Ce roman est passionnant. Découpé en quatre parties qui portent le nom des quatre phases de la maladie (Rouge, marron, bleu, noir «Ça commence par une légère rougeur qui pourrait faire dire que la personne a bonne mine. Mais quand son état empire, cette rougeur tourne au marron acajou. Une couleur qui me fait toujours penser aux feuilles d'automne. Dans les cas les plus sévères, elle aura ensuite les lèvres bleu lavande. Les joues, les oreilles, et même le bout des doigts peuvent bleuir à mesure que le corps est privé d'air. ») il est remarquable à plusieurs titres. En premier lieu, par le contexte historique qui est parfaitement retranscrit.

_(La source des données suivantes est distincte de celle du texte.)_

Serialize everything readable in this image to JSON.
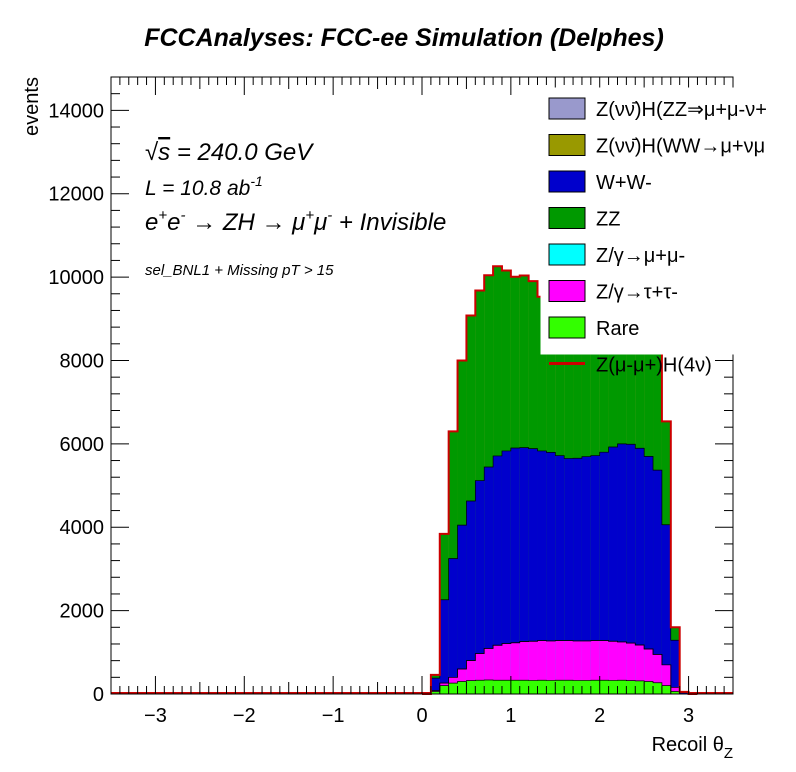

L'Irlande est sous le joug de la couronne britannique, une insurrection vient d'avoir lieu quelques mois plus tôt (en avril 1916) et la répression est implacable… de même, ces trois journées avec Julia auprès de ces femmes, parfois enceintes de leur douzième enfant à trente trois ans (« onze accouchements, sept enfants en vie »), sont décrites de manière très réaliste. Rien n'est édulcoré, les scènes sont crues, violentes (quelle barbarie de la part de certains médecins –des hommes principalement, il n'y avait que très peu de médecins femmes) l'auteure n'épargne pas son lectorat, que ce soit sur le volet médical ou sur le côté social (emprise de la religion et des religieuses, sort tragique réservé aux orphelins ou aux mères célibataires, destin des femmes qui mettaient au monde un enfant tous les 9 mois «Connaissez-vous ce dicton : « Une femme n'aime pas son mari si elle ne lui donne pas douze enfants »). Très intéressant aussi le parallèle que l'on ne peut s'empêcher de faire avec la crise du COVID qui nous a frappé un siècle plus tard… Une bonne occasion de mesurer les progrès de la médecine, à défaut de celui des mentalités. Enfin, l'intrigue est d'une grande force romanesque, portée par des personnages magnifiques : Julia, la jeune Bridie et le docteur Kathleen Lynn (qui a réellement existé, et dont Emma Donoghue parle dans la postface). L'histoire est forcément tragique mais une lueur d'espoir brille tout de même dans toute cette atmosphère aussi sombre que le Dublin du début du XXème siècle, comme les étoiles sous lesquelles Julia et Bridie passent une nuit enchantée.
J'ai beaucoup aimé ce roman lu en quelques heures (impossible de le lâcher).